Le drainage est absolument nécessaire quand on se trouve en présence d'un abcès, d'une zone
dépéritonisée et cruentée. C'est plutôt sur le mode de drainage et sur le matériel à utiliser que le choix
peut être difficile: drainage simple, aspiratif, avec ou sans irrigation, mèche. En fait c'est une affaire de
cas particuliers et d'habitudes de la part du chirurgien.

On ne peut pas dire "je ne draine jamais" et il ne faut pas non plus dire "je mets toujours un
drain". Il existe des complications liées au drainage, celles-ci seront d'autant plus regrettables que le
drainage ne s'imposait pas. Nous n'oublierons pas non plus que le drain est une fenêtre ouverte sur
l'environnement et peut propager l'infection de dehors en dedans. Le drainage peut également jouer un
rôle dans l'apparition d'une fistule anastomotique par traumatisme local. Tout drainage doit être
surveillé et un drain qui ne donne plus rien est inutile, voire dangereux, il faut l'enlever.

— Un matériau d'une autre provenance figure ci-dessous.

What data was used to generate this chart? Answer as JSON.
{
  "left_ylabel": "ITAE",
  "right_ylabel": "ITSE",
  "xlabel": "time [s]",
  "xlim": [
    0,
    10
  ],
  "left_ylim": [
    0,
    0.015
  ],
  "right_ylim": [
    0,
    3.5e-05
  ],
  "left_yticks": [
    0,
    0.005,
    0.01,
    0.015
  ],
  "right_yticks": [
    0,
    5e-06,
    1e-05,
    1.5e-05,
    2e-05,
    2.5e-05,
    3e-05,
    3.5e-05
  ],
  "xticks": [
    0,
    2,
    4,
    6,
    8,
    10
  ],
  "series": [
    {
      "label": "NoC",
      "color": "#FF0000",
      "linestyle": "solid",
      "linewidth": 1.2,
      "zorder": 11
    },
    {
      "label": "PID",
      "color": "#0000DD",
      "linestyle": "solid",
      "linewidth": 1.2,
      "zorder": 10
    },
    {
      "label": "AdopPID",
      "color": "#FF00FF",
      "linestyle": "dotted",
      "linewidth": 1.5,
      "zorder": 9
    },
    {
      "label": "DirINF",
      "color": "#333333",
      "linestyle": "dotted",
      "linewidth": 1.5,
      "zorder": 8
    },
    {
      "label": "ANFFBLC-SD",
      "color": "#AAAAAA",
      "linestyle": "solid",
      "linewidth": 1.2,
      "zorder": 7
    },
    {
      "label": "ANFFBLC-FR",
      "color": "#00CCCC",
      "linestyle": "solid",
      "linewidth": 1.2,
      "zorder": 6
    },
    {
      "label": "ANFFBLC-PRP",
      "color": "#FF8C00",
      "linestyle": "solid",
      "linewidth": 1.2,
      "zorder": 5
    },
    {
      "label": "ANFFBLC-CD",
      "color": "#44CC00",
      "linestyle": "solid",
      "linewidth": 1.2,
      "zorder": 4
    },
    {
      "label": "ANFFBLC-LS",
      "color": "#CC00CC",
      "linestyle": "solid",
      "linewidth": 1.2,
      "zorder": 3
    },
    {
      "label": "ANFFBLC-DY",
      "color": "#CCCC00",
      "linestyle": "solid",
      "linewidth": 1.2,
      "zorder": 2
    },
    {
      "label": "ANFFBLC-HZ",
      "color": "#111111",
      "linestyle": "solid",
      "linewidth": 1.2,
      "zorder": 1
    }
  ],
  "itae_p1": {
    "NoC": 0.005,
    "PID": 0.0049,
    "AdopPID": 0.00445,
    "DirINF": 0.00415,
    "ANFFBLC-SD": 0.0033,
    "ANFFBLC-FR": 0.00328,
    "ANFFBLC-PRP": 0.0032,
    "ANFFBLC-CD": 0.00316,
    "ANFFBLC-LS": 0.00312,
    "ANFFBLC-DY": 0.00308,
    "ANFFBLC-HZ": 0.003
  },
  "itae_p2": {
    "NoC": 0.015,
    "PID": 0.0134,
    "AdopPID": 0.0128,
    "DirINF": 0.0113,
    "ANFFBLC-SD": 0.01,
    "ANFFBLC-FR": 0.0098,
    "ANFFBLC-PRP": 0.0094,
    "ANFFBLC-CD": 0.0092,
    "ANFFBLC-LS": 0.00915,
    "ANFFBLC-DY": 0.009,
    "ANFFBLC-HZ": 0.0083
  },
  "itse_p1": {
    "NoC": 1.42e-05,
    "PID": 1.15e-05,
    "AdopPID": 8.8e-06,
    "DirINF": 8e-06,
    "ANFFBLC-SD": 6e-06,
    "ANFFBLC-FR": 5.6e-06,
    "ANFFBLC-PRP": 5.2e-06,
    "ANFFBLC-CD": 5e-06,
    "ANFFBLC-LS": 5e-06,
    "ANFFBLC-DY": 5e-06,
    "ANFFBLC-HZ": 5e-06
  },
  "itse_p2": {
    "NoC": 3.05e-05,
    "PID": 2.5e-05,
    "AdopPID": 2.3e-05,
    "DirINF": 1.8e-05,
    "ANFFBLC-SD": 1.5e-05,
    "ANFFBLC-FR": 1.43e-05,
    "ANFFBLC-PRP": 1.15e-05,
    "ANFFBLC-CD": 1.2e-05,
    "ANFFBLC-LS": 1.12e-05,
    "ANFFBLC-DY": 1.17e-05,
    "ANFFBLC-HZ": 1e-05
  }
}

Le péritoine est la plus extraordinaire séreuse de l'organisme. Il possède des


caractéristiques spécifiques et des capacités de défenses propres qui conditionnent son
rôle vis-à-vis des infections diffuses: surface considérable, mobilité permanente, pouvoir
de migration, de multiplication, de sécrétion et d'absorption. Une meilleure connaissance
de ses propriétés permet actuellement de limiter les indications de drainage de la grande
cavité après chirurgie abdominale. De même, la reconstitution du péritoine en fin
d'intervention nous semble inutile, sauf pour des indications très particulières, comme la
fermeture des brèches dans les mésos, sources d'occlusion par incarcération d'une anse
grêle, c'est par habitude que nous le faisons systématiquement.